AAAI2023

Learning to Play General-Sum Games against Multiple Boundedly Rational Agents

Eric Zhao, Alexander R. Trott, Caiming Xiong, Stephan Zheng

1 citation

Abstract

We study the problem of training a principal in a multi-agent general-sum game using reinforcement learning (RL). Learning a robust principal policy requires anticipating the worst possible strategic responses of other agents, which is generally NP-hard. However, we show that no-regret dynamics can identify these worst-case responses in poly-time in smooth games. We propose a framework that uses this policy evaluation method for efficiently learning a robust principal policy using RL. This framework can be extended to provide robustness to boundedly rational agents too. Our motivating application is automated mechanism design: we empirically demonstrate our framework learns robust mechanisms in both matrix games and complex spatiotemporal games 1 . In particular, we learn a dynamic tax policy that improves the welfare of a simulated trade-and-barter economy by 15%, even when facing previously unseen boundedly rational RL taxpayers.
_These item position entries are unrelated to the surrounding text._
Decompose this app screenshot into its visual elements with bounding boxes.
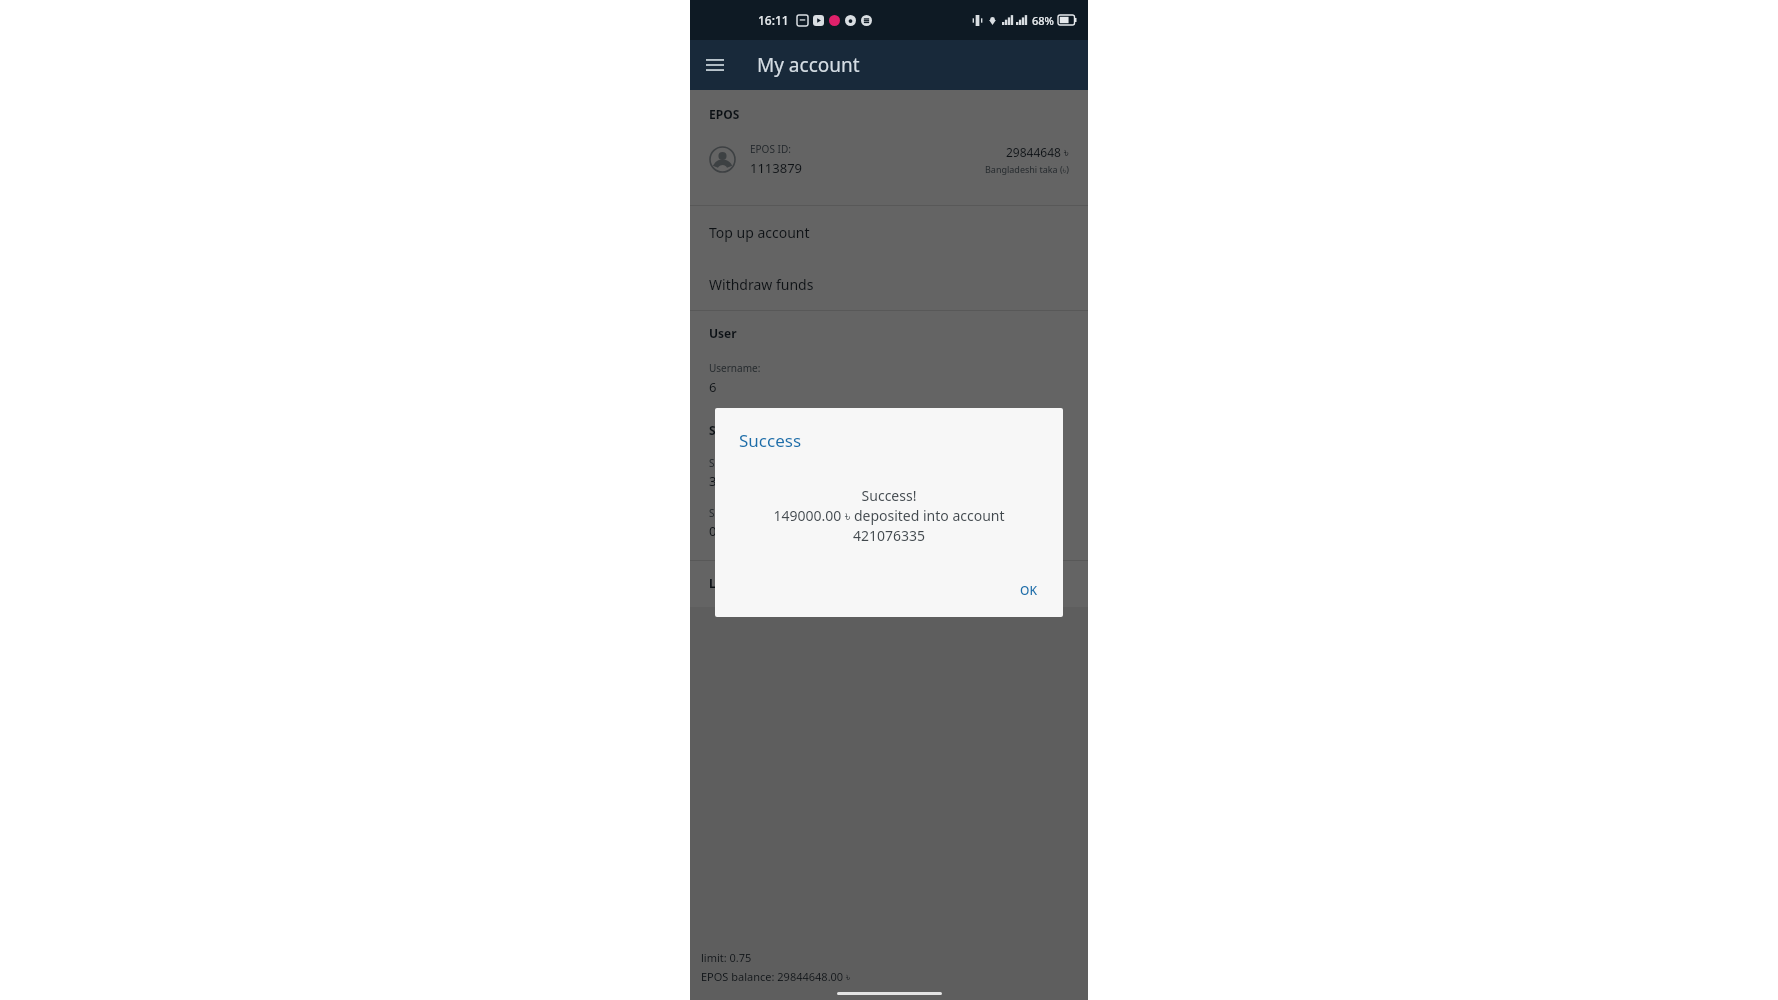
staticText: EPOS: [709, 106, 740, 122]
staticText: 29844648 ৳: [1006, 144, 1069, 160]
staticText: 0: [709, 522, 717, 540]
staticText: Success! 149000.00 ৳ deposited into acco…: [739, 486, 1039, 545]
staticText: 68%: [1032, 13, 1054, 28]
button[interactable]: Open navigation menu: [690, 40, 740, 90]
staticText: EPOS ID:: [750, 142, 791, 156]
staticText: Log: [709, 575, 731, 591]
staticText: limit: 0.75: [701, 950, 752, 965]
button[interactable]: Withdraw funds: [690, 258, 1088, 310]
staticText: EPOS balance: 29844648.00 ৳: [701, 969, 851, 984]
staticText: My account: [757, 52, 860, 78]
button[interactable]: OK: [1006, 573, 1051, 607]
staticText: Server:: [709, 456, 742, 470]
staticText: 3: [709, 472, 717, 490]
staticText: 16:11: [758, 12, 789, 28]
staticText: Withdraw funds: [709, 275, 814, 294]
staticText: OK: [1020, 582, 1037, 598]
staticText: Scale:: [709, 506, 736, 520]
staticText: Top up account: [709, 223, 810, 242]
staticText: User: [709, 325, 737, 341]
staticText: Settings: [709, 422, 759, 438]
staticText: 1113879: [750, 159, 803, 177]
button[interactable]: EPOS ID:: [690, 136, 1088, 183]
staticText: 6: [709, 378, 717, 396]
staticText: Bangladeshi taka (৳): [985, 163, 1069, 175]
button[interactable]: Top up account: [690, 206, 1088, 258]
staticText: Username:: [709, 361, 761, 375]
staticText: Success: [739, 429, 802, 452]
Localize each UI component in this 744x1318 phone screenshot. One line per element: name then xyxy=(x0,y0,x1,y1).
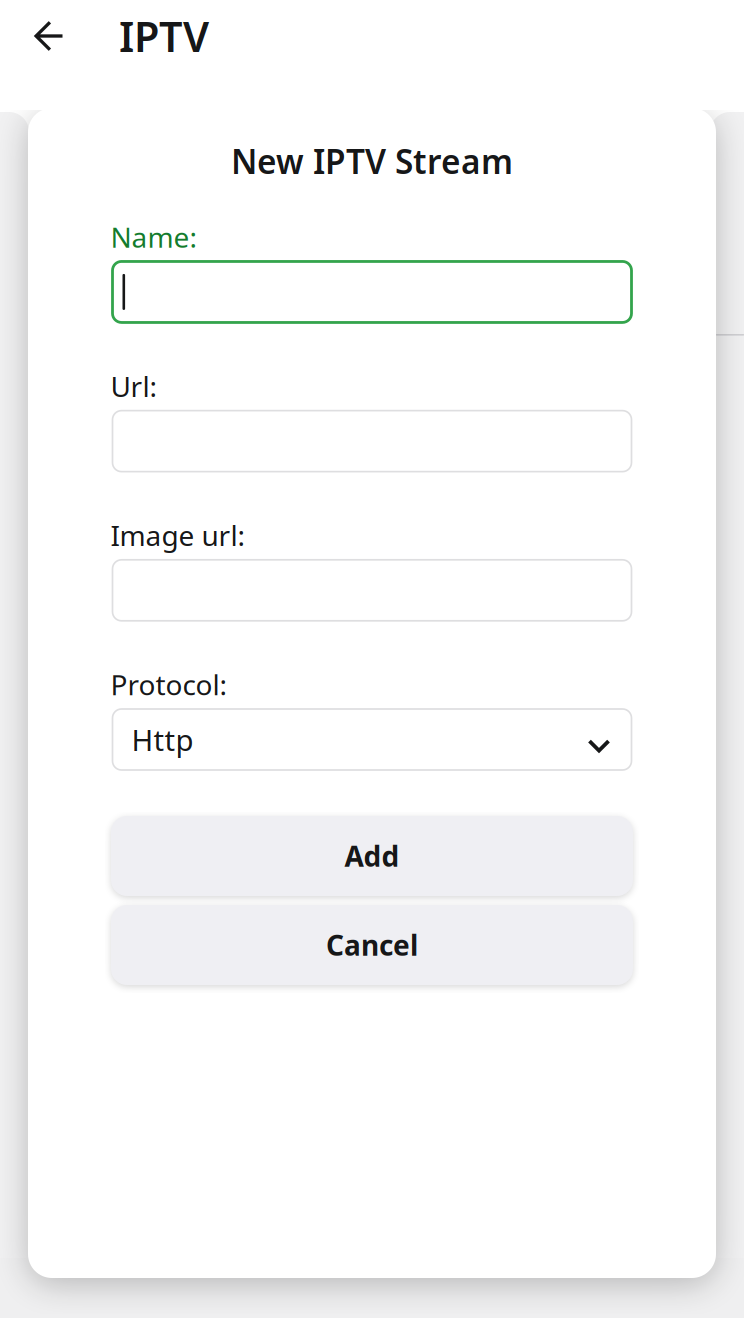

We study the problem of learning a principal policy in a general-sum game against boundedly rational agents. Learning a robust principal policy requires us to anticipate how these agents may respond to our policy choices, and entails two important challenges (Figure 1 ). First, the policies we choose induce a sub-game between the other agents, a subgame which may have infinite equilibria. The policy we choose should perform well regardless of which equilibria the agents respond with. Second, principal policies that perform well against rational agents may not generalize to boundedly rational agents, even if they are only infinitesimally irrational (Pita et al. 2010) . Our policy should perform well even if agents act boundedly rational. We introduce a framework for the reinforcement learning of robust principal policies that address these two challenges. This framework evaluates a potential policy by identifying the worst-case coarse-correlated equilibrium (CCE) of the subgame the policy induces. Although identifying worst-case CCE is generally computationally intractable (Papadimitriou and Roughgarden 2008; Barman and Ligett 2015), we prove that worst-case CCE can efficiently learned in smooth games.